Supermarchés, magasins d’équipements ménagers, structures d’habitation, ce documentaire* solidement construit raconte comment se développe un gigantesque marché international des camps.

On compte environ vingt millions de réfugiés vivant aujourd’hui dans des camps. Dans ces lieux de vie parallèles, le provisoire ayant tendance à durer parfois des décennies, des millions de femmes, d’hommes et d’enfants se retrouvent, de fait, dans la peau de clients potentiels et captifs pour des entreprises privées qui ont flairé le filon.

Ce documentaire solidement construit raconte comment se développe un gigantesque marché international des camps : supermarchés, magasins d’équipements ménagers, structures d’habitation (Ikea a même lancé un modèle perfectionné de tente pour réfugié), le business, destiné d’abord à rendre la vie un peu moins pénible pour ces malheureux, se révèle très rentable. Il existe même une Foire commerciale internationale de l’assistance où banques, start-up, grandes entreprises présentent leurs produits pour faciliter la vie quotidienne des réfugiés. Bon pour l’image et surtout bon pour les affaires, tant les sommes en jeu sont considérables. Juteux marché

En enquêtant auprès du Haut-Commissariat aux réfugiés (HCR), l’agence de l’ONU qui gère les camps mais qui délègue de plus en plus de missions à des entreprises privées, on plonge au cœur d’un système qui fait entrer l’économie de marché au cœur de la détresse humaine.

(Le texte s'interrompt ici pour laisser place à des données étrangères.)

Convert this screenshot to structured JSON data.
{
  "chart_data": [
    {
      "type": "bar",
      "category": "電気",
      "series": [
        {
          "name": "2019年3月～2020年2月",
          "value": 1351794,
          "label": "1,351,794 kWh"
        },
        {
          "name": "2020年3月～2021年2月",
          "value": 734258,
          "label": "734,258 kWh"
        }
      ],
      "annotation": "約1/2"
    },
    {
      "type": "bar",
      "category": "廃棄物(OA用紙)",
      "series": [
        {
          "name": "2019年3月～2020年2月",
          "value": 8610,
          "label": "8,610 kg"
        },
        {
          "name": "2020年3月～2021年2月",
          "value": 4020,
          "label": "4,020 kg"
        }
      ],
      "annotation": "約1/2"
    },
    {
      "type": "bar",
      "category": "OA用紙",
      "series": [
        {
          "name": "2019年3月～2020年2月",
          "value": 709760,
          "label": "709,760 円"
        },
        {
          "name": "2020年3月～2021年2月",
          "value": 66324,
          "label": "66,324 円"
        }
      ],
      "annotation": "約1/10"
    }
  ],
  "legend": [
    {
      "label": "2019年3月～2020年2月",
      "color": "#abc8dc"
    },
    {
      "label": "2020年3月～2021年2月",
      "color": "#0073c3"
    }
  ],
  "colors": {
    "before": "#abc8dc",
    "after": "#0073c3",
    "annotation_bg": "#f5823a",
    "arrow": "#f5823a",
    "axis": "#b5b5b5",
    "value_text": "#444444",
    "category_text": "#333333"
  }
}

Le Programme alimentaire mondial sous-traite lui aussi de nombreuses missions, et une entreprise privée a mis la main sur le juteux marché du contrôle des réfugiés par système biométrique. Sans oublier la firme britannique G4S, numéro un mondial de la sécurité privée, qui envoie ses agents surveiller les camps à travers la planète et protéger les salariés du HCR ou d’ONG sur le terrain. Cela rapporte gros.

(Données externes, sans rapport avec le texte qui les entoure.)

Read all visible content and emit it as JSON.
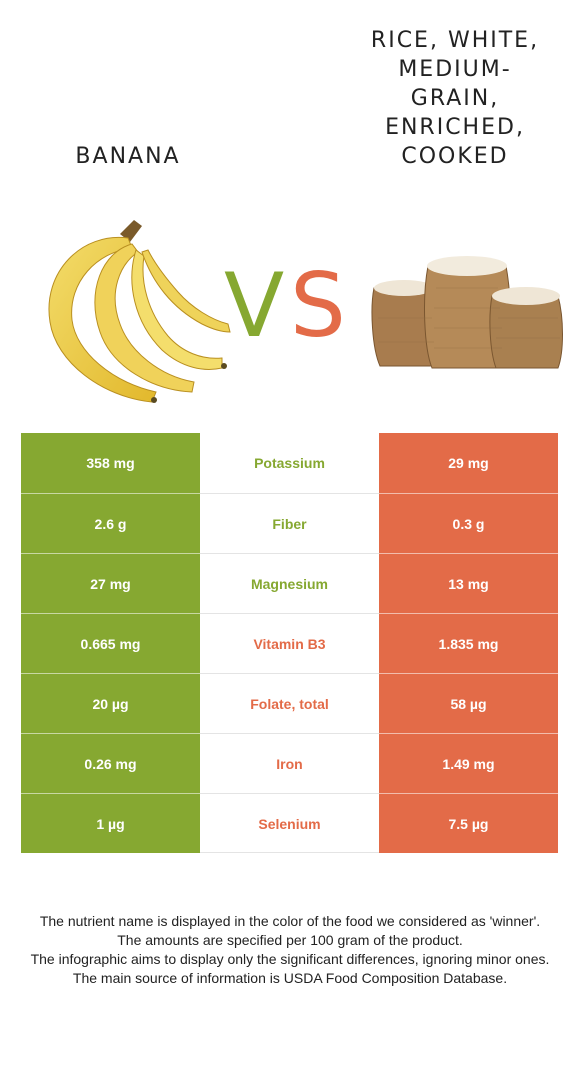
{
  "left_food": {
    "name": "Banana",
    "color": "#86a831"
  },
  "right_food": {
    "name": "Rice, white, medium-grain, enriched, cooked",
    "color": "#e36b48"
  },
  "vs": {
    "v": "V",
    "s": "S"
  },
  "rows": [
    {
      "nutrient": "Potassium",
      "left": "358 mg",
      "right": "29 mg",
      "winner": "left"
    },
    {
      "nutrient": "Fiber",
      "left": "2.6 g",
      "right": "0.3 g",
      "winner": "left"
    },
    {
      "nutrient": "Magnesium",
      "left": "27 mg",
      "right": "13 mg",
      "winner": "left"
    },
    {
      "nutrient": "Vitamin B3",
      "left": "0.665 mg",
      "right": "1.835 mg",
      "winner": "right"
    },
    {
      "nutrient": "Folate, total",
      "left": "20 µg",
      "right": "58 µg",
      "winner": "right"
    },
    {
      "nutrient": "Iron",
      "left": "0.26 mg",
      "right": "1.49 mg",
      "winner": "right"
    },
    {
      "nutrient": "Selenium",
      "left": "1 µg",
      "right": "7.5 µg",
      "winner": "right"
    }
  ],
  "footer": [
    "The nutrient name is displayed in the color of the food we considered as 'winner'.",
    "The amounts are specified per 100 gram of the product.",
    "The infographic aims to display only the significant differences, ignoring minor ones.",
    "The main source of information is USDA Food Composition Database."
  ]
}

Du camp de Zaatari en Jordanie à celui de Moria sur l’île grecque de Lesbos, en passant par Elbeyli en Turquie, se dessinent les nouveaux modes de vie de réfugiés obligés de consommer sur place sans espoir de sortir du camp. Le pire étant sans doute ce voyage au cœur de Dadaab, immense camp né il y a vingt-six ans dans le désert kényan, à quelques kilomètres de la frontière somalienne. Quelque 350 000 réfugiés y vivent, oubliés du reste du monde, surveillés de près par les salariés de G4S. Le camp, centre de mise à l’écart provisoire, devient aux yeux de plus en plus d’États une solution pérenne. Un constat accablant.

*« Réfugiés : un marché sous influence », de Nicolas Autheman et Delphine Prunault (Fr, 2017, 60 min).